Chances are that when you started learning MapReduce, the first example that was covered was counting how many times a word appears in a given text or set of texts. This example is sometimes referred to as the “Hello, world!” of MapReduce. The example is straightforward enough and it explains how MapReduce works nicely.
But once you’ve got “Hello, world!” out of the way, what next? How do you become comfortable applying the principles of MapReduce in real world situations? For me, the book MapReduce Design Patterns by Donald Miner and Adam Shook was the next step.
The authors of the book state that “…motivation for us to write this book was to fill a missing gap we saw in a lot of new MapReduce developers. They had learned how to use the system, got comfortable with writing MapReduce, but were lacking the experience to understand how to do things right or well.” They further explain that the intent of this book is to educate readers on how experts have figured out solving common problems with MapReduce. As a result, readers benefit from the expertise and do not have to learn from their own mistakes.
MapReduce is a framework in the sense that you have to fit your solution into the framework of map and reduce, which in some situations may be challenging, especially when you are just starting out. There are problems that you can and cannot solve, limiting the number of options you have at your disposal. At the same time, figuring out how to solve a problem with such constraints as imposed by the MapReduce framework requires cleverness and especially a change in thinking as compared to coding in usual programming languages.

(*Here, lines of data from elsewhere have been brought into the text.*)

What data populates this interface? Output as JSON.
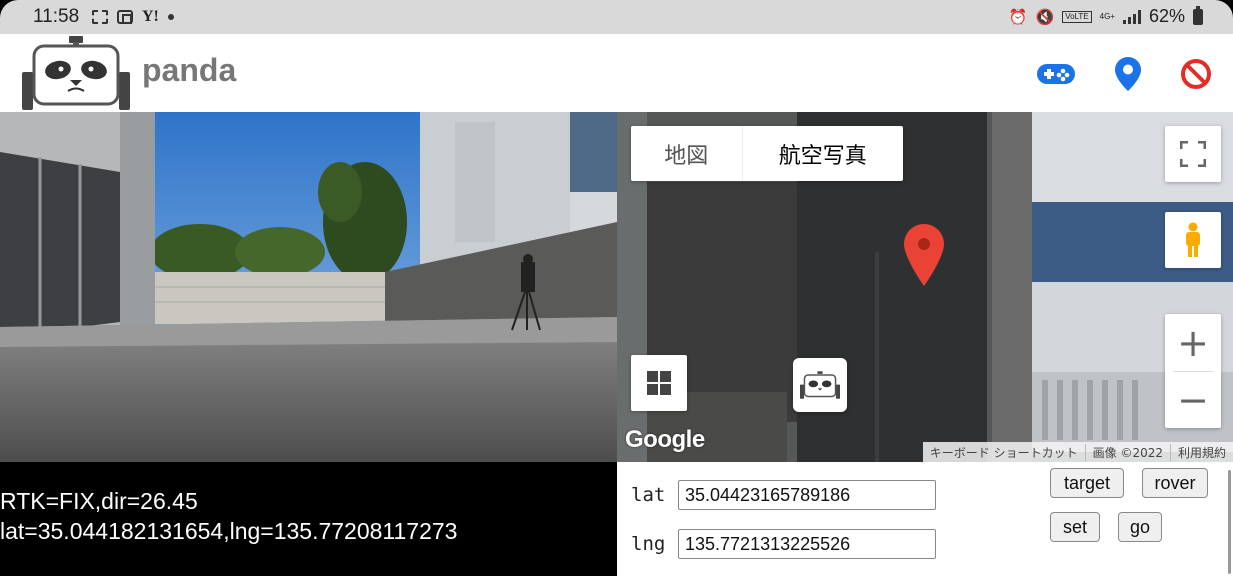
{
  "status_bar": {
    "time": "11:58",
    "left_icons": [
      "screenshot-icon",
      "screen-record-icon",
      "yahoo-icon",
      "notification-dot-icon"
    ],
    "right_icons": [
      "alarm-icon",
      "mute-icon",
      "volte-icon",
      "4g-icon",
      "signal-icon"
    ],
    "volte": "VoLTE",
    "network": "4G+",
    "battery": "62%"
  },
  "header": {
    "app_name": "panda",
    "buttons": [
      "gamepad-icon",
      "location-pin-icon",
      "stop-icon"
    ],
    "accent_color": "#1a73e8",
    "stop_color": "#e52d27"
  },
  "telemetry": {
    "line1": "RTK=FIX,dir=26.45",
    "line2": "lat=35.044182131654,lng=135.77208117273"
  },
  "map": {
    "type_map": "地図",
    "type_satellite": "航空写真",
    "zoom_in": "+",
    "zoom_out": "−",
    "logo": "Google",
    "attribution": [
      "キーボード ショートカット",
      "画像 ©2022",
      "利用規約"
    ],
    "marker_color": "#ea4335"
  },
  "form": {
    "lat_label": "lat",
    "lat_value": "35.04423165789186",
    "lng_label": "lng",
    "lng_value": "135.7721313225526",
    "btn_target": "target",
    "btn_rover": "rover",
    "btn_set": "set",
    "btn_go": "go"
  }
}
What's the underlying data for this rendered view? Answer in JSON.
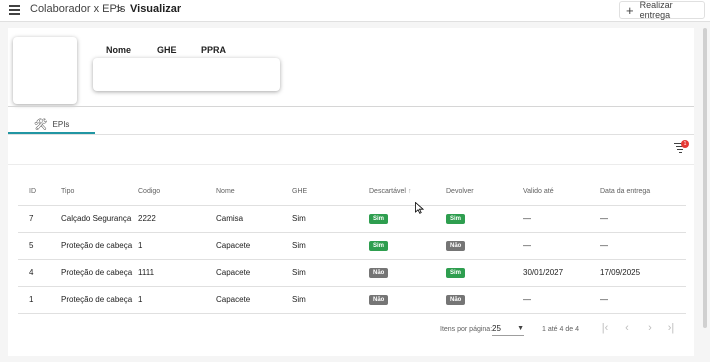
{
  "header": {
    "breadcrumb_parent": "Colaborador x EPIs",
    "breadcrumb_sep": ">",
    "breadcrumb_current": "Visualizar",
    "deliver_plus": "+",
    "deliver_label": "Realizar entrega"
  },
  "profile": {
    "label_nome": "Nome",
    "label_ghe": "GHE",
    "label_ppra": "PPRA"
  },
  "tabs": [
    {
      "icon": "tools-icon",
      "label": "EPIs"
    }
  ],
  "filter": {
    "badge": "1"
  },
  "table": {
    "columns": [
      "ID",
      "Tipo",
      "Codigo",
      "Nome",
      "GHE",
      "Descartável",
      "Devolver",
      "Valido até",
      "Data da entrega"
    ],
    "sort_arrow": "↑",
    "rows": [
      {
        "id": "7",
        "tipo": "Calçado Segurança",
        "codigo": "2222",
        "nome": "Camisa",
        "ghe": "Sim",
        "descartavel": "Sim",
        "devolver": "Sim",
        "valido": "—",
        "entrega": "—"
      },
      {
        "id": "5",
        "tipo": "Proteção de cabeça",
        "codigo": "1",
        "nome": "Capacete",
        "ghe": "Sim",
        "descartavel": "Sim",
        "devolver": "Não",
        "valido": "—",
        "entrega": "—"
      },
      {
        "id": "4",
        "tipo": "Proteção de cabeça",
        "codigo": "1111",
        "nome": "Capacete",
        "ghe": "Sim",
        "descartavel": "Não",
        "devolver": "Sim",
        "valido": "30/01/2027",
        "entrega": "17/09/2025"
      },
      {
        "id": "1",
        "tipo": "Proteção de cabeça",
        "codigo": "1",
        "nome": "Capacete",
        "ghe": "Sim",
        "descartavel": "Não",
        "devolver": "Não",
        "valido": "—",
        "entrega": "—"
      }
    ]
  },
  "pagination": {
    "items_per_page_label": "Itens por página:",
    "items_per_page_value": "25",
    "range": "1 até 4 de 4",
    "first": "|‹",
    "prev": "‹",
    "next": "›",
    "last": "›|"
  },
  "colors": {
    "sim": "#2e9e4f",
    "nao": "#757575",
    "tab_accent": "#2196a3",
    "badge": "#e53935"
  }
}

The sets of design patterns that are covered in this book include:
- Summarization patterns, for example counting, finding the minimum or maximum value, summarization and grouping, calculating the average
- Filtering patterns, for example viewing subsets of data, sometimes aided by applying Bloom filters, which are explained in more detail in the appendix
- Data organization patterns, geared towards reorganizing data to make MapReduce analysis easier, for example sorting
- Join patterns used to analyze different datasets together to discover interesting relationships, which is somewhat analogous to SQL joins
- Metapatterns to combine more than one pattern to solve multi-stage problems, or to perform several analytics in the same job
Example of a design pattern: Sorting
The most enlightening part of the book for me was the sorting design pattern. The first advice that I came across was that this is one of the more complicated patterns and the authors warn to use it sparingly. While in the relational world of SQL we sort all the time, when we think about it, how frequently do we need sorting in the world of big data? What does sorting even mean when we have massive amounts of data constantly flowing in? It is not surprising that sorting may not be popular in such scenarios.
The reason that sorting in MapReduce is so complicated is that it is not easily parallelizable and you cannot apply typical sorting algorithms that most often rely on recursion. In MapReduce you first have to determine a set of partitions divided by ranges of values that will produce equal-sized subsets of data. Each reducer will then sort a range of data. The lowest range of data goes to the first reducer, the next range goes to the second reducer, and so on. Finally, all of these ranges are glued back together in their respective order to produce the sorted result.
This pattern has two phases: an analyze phase that determines the ranges, and the order phase that actually sorts the data. The analyze phase is optional in some ways. You need to run it only once if the distribution of your data does not change quickly over time, because the value ranges it produces will continue to perform well. Also, in some cases, you may be able to guess the partitions yourself, especially if the data is evenly distributed. But if you cannot avoid the analyze phase, then you may be able to do it with random sampling of the data. The principle is that partitions that evenly split the random sample should evenly split the larger data set well.
Separating the framework from the code
The examples in the book expect you to be familiar with Hadoop and they only work within the Hadoop environment. They are written in java so for someone who prefers a different programming language, the code is not applicable. While I appreciate that developing MapReduce jobs only makes sense when they are executed in a distributed environment, for learning purposes this is not necessarily required. That is why I didn’t apply the code examples in the book exactly as they are written.
When I learn a new framework such as MapReduce I prefer to separate the implementation from learning the concepts themselves. It is not only more difficult to learn both the implementation and the concepts at the same time, sometimes it may even blur the distinction to the point where you are not sure whether you are learning a piece of new technology or a new concept. I want to learn new concepts using a programming environment that I already understand so that I can just write the algorithms. Figuring out what went wrong is much simpler when using technology that I am already familiar with.
Actually, you can write map and reduce code without the hassle of having to install and configure the complete Hadoop stack. You can easily write procedures in a programming language such as python and test them in your own development environment. Of course this would not be the same as learning how to actually run the code in a distributed environment, but it allows you to learn the concepts before applying them in a real live scenario. This is not dissimilar to how you can learn data science algorithms using just Excel. Of course you would never run the actual algorithms in Excel, but it simplifies the learning process without having to learn a new tool at the same time.
I really appreciated reading this book, because the design patterns are clearly defined and explained. The patterns cover a broad spectrum of possible use cases and deliver a clear understanding of what types of problems can be implemented using MapReduce.